Kabob Koobideh is the most popular kabob in Iran and uses a spice that is unique to the Middle East – sumac. Sumac has tart and fruity, almost citrus flavor that goes well with meat. This kabob utilizes ground meat rather than cubes, but sumac is commonly used on both kinds. The mechanics of ground meat kabobs is a bit tricky.

1 pound ground beef

3/4 medium onion

1 teaspoon salt

1 teaspoon ground sumac

1/4 teaspoon black pepper

1 whole onion 1 red or yellow bell pepper

Olive oil for brushing

Salt and black pepper to taste

4 Roma tomatoes

Cut the onion into small pieces and process them in a food processor to a fine cut. Press the onion in a sieve to eliminate and discard the juice. Combine the meat, onion, and next 3 ingredients (salt through pepper) in a bowl and thoroughly blend.
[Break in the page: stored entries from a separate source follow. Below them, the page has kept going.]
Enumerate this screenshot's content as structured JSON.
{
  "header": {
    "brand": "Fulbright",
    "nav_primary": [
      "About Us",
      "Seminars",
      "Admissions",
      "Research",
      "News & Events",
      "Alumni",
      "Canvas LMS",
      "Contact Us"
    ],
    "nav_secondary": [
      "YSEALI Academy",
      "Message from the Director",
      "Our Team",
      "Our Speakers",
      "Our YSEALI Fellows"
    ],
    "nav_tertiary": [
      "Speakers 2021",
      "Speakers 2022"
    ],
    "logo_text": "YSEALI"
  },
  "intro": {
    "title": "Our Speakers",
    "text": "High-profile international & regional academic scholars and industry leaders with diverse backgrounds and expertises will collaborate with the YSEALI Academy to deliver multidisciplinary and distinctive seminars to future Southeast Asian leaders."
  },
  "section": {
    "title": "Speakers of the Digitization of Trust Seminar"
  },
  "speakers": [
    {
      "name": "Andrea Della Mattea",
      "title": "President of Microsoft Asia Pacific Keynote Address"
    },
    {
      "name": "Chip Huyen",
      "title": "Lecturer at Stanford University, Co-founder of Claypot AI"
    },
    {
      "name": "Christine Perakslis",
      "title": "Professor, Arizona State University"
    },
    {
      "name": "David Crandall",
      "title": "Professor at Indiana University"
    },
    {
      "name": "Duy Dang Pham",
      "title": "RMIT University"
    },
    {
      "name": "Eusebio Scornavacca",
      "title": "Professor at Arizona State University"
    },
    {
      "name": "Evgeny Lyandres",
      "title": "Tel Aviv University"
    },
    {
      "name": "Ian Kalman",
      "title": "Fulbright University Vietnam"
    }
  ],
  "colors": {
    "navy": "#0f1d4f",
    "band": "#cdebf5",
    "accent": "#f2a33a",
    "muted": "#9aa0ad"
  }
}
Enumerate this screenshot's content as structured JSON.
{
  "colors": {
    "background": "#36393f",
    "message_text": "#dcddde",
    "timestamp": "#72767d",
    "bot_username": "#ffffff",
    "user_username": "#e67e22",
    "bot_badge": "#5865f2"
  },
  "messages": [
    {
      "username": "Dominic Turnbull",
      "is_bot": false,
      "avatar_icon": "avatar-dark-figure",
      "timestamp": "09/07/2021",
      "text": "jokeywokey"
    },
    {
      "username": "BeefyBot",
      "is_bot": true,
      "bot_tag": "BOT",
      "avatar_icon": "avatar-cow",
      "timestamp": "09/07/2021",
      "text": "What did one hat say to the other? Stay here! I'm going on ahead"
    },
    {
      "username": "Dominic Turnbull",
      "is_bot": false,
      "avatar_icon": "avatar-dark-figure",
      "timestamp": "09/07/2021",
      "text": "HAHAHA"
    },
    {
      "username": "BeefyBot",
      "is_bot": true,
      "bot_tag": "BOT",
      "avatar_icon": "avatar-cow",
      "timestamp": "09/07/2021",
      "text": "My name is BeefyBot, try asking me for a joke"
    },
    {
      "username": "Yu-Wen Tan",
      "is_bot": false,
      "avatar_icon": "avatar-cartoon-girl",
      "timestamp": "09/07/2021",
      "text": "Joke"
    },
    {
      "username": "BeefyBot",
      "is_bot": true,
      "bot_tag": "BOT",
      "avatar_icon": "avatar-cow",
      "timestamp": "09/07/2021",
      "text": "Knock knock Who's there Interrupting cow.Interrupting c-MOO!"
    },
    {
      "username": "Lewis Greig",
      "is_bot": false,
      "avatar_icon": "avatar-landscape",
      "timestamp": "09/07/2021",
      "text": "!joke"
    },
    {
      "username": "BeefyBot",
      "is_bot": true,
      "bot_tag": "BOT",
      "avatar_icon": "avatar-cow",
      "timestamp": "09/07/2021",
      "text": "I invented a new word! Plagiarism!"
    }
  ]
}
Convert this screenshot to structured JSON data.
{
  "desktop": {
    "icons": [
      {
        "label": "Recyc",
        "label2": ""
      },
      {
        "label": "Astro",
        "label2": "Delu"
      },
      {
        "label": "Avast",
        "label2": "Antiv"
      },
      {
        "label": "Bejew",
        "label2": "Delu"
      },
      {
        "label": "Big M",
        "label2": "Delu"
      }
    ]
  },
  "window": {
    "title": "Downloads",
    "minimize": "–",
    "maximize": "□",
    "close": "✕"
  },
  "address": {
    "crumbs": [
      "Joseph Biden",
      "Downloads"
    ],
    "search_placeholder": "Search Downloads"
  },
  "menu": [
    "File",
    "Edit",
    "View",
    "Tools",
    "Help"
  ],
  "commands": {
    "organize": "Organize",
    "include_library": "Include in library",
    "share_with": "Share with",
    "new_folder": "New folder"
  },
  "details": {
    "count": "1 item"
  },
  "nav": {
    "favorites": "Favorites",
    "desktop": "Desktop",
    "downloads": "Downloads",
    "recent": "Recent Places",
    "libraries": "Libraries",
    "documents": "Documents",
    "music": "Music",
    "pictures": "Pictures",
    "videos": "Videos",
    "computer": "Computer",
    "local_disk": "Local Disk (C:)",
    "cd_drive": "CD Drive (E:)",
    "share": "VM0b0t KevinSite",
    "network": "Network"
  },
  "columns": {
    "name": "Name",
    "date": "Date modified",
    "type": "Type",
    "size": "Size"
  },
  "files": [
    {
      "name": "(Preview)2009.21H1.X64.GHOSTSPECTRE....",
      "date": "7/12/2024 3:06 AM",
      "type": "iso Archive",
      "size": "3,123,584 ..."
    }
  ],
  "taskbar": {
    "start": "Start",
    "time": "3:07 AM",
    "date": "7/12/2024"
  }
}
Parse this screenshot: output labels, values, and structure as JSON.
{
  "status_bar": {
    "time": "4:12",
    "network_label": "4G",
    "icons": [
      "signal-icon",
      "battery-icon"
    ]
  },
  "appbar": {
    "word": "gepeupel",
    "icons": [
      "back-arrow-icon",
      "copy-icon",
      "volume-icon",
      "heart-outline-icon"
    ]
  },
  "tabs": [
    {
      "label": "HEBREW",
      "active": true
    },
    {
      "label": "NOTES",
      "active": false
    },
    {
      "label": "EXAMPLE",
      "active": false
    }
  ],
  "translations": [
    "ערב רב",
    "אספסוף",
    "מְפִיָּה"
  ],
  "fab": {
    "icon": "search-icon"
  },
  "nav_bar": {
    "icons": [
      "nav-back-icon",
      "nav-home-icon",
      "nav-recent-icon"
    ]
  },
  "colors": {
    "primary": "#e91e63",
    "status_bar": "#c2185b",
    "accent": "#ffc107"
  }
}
Refrigerate the mixture for 30 to 60 minutes. You will need flat skewers for the meat, the wider the better. Before lighting the grill, place two clean bricks on the cooking grate spaced so that they support only the ends of the skewers.

Cut the whole onion into quarters, then cut the quarters in half. Remove the bell pepper’s seeds and membranes and cut into pieces similar in size to the onion. Form the meat mixture into balls of approximately 1/3 cup volume. Squeeze the meat balls around the skewers and mold them into a sausage shape of no more than 3/4 inch diameter. Place the skewered meat on a tray with raised sides so the meat will not stick the bottom of the tray. Skewer the onion and peppers alternately.

Prepare the grill for direct cooking over a hot fire. Brush the onions and peppers with olive oil and season with salt and pepper. Place the meat skewers on the bricks first and then the tomatoes and skewered vegetables directly on the cooking grate.

As soon as everything is on the grill, cook for 30 seconds and then turn the meat. This is critical because if the meat fully cooked through on one side and is then turned it will fall off of the skewer. Continue cooking the meat for 5 minutes per side. Turn the onion and pepper skewers 1/4 turn every 3 minutes (12 minutes total).